European central banks have again cut interest rates to lessen the blow of what many experts say will be a deep economic recession.  VOA's Michael Bowman reports from Washington, where U.S. economic statistics released Thursday pointed to a dramatic economic slowdown.

The Bank of England slashed its key interest rate by an unusually large amount - 1.5 percent - to three percent, a level not seen since Winston Churchill was prime minister more than 50 years ago.

The European Central Bank followed suit, but cut interest rates by a more modest half of a percent.  It was the second time that European central banks cut interest rates in less than a month amid increasing signs that an economic slowdown has become a full-blown recession.

"The cut is extremely welcome and probably overdue," said Michael Fallon, who heads Britain's Commons Treasury sub-committee. "They have cut massively.  Only a month after the last cut, before that could even take effect, they have cut again.  So clearly, the bank now knows just how bad things are, and we are, in fact, entering a deep recession."

The Bank of England described what it sees as "a very marked deterioration in the outlook for economic activity at home and abroad" and said the threat of inflation has subsided.

Across the Atlantic, experts say economic signals appear equally grim.  The U.S. Labor Department reported continued high numbers of workers filing for unemployment benefits, while American retailers are reporting steep declines in sales.

U.S. retail sales analyst Ken Perkins says the trends point to a disappointing holiday shopping season as American consumers grapple with tight budgets and heavy debt burdens.
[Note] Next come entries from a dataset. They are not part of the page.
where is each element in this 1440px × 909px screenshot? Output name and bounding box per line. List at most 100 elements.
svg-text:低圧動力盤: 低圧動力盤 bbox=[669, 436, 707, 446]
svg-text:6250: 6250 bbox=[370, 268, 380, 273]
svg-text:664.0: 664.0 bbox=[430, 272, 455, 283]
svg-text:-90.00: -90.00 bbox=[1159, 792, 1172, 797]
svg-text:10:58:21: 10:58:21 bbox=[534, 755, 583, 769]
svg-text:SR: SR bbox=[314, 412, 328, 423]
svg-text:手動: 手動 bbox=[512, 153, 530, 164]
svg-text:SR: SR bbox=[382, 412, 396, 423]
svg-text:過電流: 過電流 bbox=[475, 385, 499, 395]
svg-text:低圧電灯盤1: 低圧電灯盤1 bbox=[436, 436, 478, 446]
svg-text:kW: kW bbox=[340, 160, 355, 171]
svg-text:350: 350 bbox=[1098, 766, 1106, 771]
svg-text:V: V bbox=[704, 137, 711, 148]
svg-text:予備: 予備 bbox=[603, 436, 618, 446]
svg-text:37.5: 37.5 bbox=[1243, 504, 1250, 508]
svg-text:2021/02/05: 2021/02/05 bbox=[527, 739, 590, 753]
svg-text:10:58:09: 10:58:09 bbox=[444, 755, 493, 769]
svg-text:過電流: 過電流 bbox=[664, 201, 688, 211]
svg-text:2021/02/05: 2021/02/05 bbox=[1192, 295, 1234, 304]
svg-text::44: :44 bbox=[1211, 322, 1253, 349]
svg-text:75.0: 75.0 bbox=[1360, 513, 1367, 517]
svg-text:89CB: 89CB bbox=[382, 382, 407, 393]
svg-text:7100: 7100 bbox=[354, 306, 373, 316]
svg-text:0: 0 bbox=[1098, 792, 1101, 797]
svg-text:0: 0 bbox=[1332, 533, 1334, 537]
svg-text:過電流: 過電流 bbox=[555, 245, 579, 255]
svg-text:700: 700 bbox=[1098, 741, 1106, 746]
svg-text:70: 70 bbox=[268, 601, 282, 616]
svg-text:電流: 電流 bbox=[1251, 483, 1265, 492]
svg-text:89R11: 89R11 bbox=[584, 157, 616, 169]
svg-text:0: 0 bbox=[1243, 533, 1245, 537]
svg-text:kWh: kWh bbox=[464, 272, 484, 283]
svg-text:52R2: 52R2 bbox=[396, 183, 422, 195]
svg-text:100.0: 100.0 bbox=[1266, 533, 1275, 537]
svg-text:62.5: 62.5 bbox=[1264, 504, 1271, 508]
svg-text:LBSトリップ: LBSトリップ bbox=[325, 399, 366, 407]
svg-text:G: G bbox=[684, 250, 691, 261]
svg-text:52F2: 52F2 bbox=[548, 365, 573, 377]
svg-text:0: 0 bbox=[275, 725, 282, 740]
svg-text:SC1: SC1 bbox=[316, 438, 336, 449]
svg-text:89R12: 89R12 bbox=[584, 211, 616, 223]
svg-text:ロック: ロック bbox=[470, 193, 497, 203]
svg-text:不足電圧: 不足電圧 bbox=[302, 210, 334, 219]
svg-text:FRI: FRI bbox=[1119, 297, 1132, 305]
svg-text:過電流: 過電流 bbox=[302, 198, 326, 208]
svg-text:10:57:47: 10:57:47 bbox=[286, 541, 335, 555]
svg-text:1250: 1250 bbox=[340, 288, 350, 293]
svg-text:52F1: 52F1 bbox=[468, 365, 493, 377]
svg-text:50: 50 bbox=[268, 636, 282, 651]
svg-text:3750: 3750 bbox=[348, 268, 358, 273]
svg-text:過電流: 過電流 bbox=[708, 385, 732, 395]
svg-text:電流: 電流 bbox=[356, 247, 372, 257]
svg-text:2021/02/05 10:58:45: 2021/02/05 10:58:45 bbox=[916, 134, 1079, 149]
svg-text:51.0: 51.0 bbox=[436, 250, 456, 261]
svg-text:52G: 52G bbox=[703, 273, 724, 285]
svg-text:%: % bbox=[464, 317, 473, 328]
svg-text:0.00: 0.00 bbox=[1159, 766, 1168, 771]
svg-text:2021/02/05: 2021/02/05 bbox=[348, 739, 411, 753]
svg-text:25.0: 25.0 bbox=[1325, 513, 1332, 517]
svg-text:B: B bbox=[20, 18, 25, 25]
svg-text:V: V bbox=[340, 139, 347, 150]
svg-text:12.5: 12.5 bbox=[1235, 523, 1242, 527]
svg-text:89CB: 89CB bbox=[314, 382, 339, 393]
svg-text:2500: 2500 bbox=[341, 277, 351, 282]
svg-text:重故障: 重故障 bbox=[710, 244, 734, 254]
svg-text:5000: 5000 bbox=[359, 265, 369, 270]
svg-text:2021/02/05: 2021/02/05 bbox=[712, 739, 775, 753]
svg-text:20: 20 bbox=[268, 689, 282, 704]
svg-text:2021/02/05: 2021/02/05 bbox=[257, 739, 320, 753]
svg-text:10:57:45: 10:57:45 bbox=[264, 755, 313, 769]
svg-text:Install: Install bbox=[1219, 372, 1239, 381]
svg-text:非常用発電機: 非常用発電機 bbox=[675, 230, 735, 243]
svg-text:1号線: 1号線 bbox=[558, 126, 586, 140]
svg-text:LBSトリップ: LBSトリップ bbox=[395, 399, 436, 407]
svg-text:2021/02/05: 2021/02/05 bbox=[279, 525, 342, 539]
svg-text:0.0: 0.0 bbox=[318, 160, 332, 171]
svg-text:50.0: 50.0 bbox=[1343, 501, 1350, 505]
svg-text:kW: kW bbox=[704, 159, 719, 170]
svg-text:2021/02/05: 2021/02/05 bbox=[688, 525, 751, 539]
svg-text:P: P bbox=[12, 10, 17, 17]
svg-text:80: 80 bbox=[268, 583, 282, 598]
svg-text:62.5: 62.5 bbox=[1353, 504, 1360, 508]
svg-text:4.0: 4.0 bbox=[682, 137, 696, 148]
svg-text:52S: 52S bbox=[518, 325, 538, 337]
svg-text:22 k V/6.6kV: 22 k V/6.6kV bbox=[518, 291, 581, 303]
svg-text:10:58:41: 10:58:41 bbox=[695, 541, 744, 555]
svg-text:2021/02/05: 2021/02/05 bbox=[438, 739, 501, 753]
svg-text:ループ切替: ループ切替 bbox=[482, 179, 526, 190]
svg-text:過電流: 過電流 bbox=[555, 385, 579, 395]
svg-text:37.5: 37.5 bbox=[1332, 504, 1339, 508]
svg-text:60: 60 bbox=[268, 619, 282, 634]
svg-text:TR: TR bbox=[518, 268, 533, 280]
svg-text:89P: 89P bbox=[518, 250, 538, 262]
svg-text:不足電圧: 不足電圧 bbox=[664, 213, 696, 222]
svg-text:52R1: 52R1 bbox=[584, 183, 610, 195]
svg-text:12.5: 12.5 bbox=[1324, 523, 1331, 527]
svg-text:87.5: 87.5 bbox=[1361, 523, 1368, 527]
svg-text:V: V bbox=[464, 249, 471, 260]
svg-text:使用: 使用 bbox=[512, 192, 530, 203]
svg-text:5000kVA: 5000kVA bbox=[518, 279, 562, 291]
"A lot of consumers are carrying relatively high debt levels at this stage," he said. "The discretionary dollars available to them right now are much less than they have been in the past, especially heading into this holiday season."

Interest rate cuts in Europe did little to boost investors' moods.  Major European stock markets plunged between five and seven percent, matching similar losses in Asia.  In New York, Wall Street's Dow Jones Industrial Average recorded triple-digit loses in afternoon trading.